We chose pork rillettes. These turned out to be sort of a cousin of pate – pork that’s simmered in fat until it is incredibly tender, then cooled with enough of the fat to form a paste. At Bantam, this was then deep-fried, so what you were presented with were two small, deep-fried pork-based bites on a bed of sautéed celery, with some mustard as a condiment. This was absolutely incredible. The rillettes were incredibly rich and savory, and combined with the celery and the mustard, were a fantastic start to the meal.

The actual appetizers were a butter lettuce salad, which was perfectly done, and very small, entire roasted carrots, which were presented in a flawless vinaigrette sauce, with the sweetness of the carrots perfectly set off by the vinegar.

Entrees were first of all, chicken ragu. This was a very simple dish – buckwheat noodles, chicken breast strips, and vegetables – asparagus, spinach, green onions, in some kind of sauce. Really simple – just a handful of ingredients, and the kind of thing you’d make for a family, and for yourself, but just perfectly done. The noodles, in particular, were a miracle. Just the right amount of doneness, and a sauce that was savory, but not too heavy – kind of light, actually.

The other entrée was pizza – this is one of Bantam’s specialties. In this case, it was a chickpea and nepitella pizza, with ricotta cheese and dandelion pesto. The result was a sweet, delicious little pizza, with all the flavors working together perfectly. It tasted almost like candy, and turned out to be something you never expect pizza to accomplish.

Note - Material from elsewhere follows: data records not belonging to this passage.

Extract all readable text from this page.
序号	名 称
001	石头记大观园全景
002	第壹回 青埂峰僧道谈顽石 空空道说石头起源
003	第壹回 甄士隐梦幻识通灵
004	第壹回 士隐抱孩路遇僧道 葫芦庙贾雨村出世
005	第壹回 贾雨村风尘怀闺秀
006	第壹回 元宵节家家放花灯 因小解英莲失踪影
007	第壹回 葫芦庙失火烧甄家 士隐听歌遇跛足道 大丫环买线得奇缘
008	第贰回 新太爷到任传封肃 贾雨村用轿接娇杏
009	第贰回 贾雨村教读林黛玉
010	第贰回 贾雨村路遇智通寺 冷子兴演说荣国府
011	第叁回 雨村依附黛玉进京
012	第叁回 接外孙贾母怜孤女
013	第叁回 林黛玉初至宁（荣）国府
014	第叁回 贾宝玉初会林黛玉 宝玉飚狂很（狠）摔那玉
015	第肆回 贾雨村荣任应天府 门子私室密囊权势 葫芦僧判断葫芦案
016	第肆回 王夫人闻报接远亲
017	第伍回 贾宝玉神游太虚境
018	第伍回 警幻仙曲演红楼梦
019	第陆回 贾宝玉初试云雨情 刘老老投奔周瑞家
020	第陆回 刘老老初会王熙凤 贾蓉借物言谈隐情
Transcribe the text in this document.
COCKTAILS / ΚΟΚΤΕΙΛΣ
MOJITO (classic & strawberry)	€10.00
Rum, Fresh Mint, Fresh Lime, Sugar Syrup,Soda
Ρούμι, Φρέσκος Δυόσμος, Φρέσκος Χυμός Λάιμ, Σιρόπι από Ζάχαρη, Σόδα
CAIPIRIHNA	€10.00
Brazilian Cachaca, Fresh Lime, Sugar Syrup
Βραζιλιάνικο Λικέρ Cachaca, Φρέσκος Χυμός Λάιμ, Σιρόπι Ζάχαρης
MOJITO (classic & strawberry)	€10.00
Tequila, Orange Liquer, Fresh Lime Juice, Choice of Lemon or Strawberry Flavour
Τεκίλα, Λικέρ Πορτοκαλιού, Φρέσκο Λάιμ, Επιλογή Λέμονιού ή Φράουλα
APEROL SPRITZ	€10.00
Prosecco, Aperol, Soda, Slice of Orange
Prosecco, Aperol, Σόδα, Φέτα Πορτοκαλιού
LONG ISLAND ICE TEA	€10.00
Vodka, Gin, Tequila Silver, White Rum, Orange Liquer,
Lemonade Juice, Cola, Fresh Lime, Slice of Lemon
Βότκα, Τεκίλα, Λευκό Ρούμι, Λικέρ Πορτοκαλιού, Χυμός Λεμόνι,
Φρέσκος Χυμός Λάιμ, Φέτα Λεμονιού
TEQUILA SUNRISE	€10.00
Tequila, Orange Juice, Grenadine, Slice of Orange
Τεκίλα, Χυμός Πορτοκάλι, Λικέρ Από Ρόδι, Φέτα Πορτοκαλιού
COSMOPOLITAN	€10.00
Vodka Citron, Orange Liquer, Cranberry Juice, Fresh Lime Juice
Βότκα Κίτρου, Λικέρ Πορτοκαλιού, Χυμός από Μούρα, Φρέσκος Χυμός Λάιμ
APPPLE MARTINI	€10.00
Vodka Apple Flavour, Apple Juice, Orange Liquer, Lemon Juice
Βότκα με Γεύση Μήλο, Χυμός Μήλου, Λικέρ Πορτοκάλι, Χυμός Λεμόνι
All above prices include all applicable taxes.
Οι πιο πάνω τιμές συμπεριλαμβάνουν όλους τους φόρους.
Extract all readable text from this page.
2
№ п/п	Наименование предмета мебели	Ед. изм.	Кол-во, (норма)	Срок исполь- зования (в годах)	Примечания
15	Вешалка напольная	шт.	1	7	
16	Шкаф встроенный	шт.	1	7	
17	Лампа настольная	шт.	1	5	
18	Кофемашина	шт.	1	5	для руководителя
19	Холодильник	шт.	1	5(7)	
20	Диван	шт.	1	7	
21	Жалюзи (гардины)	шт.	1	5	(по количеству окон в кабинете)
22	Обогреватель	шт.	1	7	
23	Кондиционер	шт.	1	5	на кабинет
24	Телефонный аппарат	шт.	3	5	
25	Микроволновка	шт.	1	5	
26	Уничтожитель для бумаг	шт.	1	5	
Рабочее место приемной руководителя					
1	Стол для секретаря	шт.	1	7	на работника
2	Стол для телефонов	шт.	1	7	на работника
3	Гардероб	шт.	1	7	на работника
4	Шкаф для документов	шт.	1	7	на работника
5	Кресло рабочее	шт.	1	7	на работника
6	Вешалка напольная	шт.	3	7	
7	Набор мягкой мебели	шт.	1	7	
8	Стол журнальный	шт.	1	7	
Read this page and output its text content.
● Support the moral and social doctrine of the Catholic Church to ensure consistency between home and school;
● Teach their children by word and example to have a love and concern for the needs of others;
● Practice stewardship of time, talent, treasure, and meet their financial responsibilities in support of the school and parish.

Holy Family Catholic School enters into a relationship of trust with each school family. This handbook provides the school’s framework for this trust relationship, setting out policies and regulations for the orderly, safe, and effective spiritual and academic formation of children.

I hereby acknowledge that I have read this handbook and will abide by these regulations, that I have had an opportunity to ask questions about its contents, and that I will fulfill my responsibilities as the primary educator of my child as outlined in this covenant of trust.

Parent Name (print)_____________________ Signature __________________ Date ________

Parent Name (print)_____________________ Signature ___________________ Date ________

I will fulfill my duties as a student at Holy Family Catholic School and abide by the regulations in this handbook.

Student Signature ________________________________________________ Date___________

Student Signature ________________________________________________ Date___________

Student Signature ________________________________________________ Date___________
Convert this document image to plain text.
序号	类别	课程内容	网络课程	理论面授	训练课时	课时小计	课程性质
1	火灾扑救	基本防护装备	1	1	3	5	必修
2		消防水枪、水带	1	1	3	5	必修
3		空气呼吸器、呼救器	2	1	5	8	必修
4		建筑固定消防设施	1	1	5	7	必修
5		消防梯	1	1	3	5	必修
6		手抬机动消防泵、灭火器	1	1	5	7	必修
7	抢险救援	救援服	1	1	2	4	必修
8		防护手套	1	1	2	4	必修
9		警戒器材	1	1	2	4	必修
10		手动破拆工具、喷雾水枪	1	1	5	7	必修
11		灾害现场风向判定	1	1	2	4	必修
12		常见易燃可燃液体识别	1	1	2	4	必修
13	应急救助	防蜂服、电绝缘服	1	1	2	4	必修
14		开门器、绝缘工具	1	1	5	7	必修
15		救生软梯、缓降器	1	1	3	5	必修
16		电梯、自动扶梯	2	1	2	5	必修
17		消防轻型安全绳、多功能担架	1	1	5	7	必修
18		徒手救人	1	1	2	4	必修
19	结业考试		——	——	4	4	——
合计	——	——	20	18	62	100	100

The finale was dessert, which was a persimmon bread pudding. Bread pudding is usually a cheap thrill – sweet, gloppy, and heavy. This was the exact opposite – light, really fruity, and wonderful. Paired with the coffee I described, it was the perfect finish to a superlative meal.

I asked a few questions, and learned the Bantam is a husband-and-wife team, with the wife handling the front of the house and the husband cooking. I also learned that the husband has cut his teeth, as it were, at Chez Panisse, and was bringing that experience to bear on Bantam. It shows. Easily the best meal in the area, and a definite jump upward in every aspect. If you have to have one meal in this town, go to Bantam.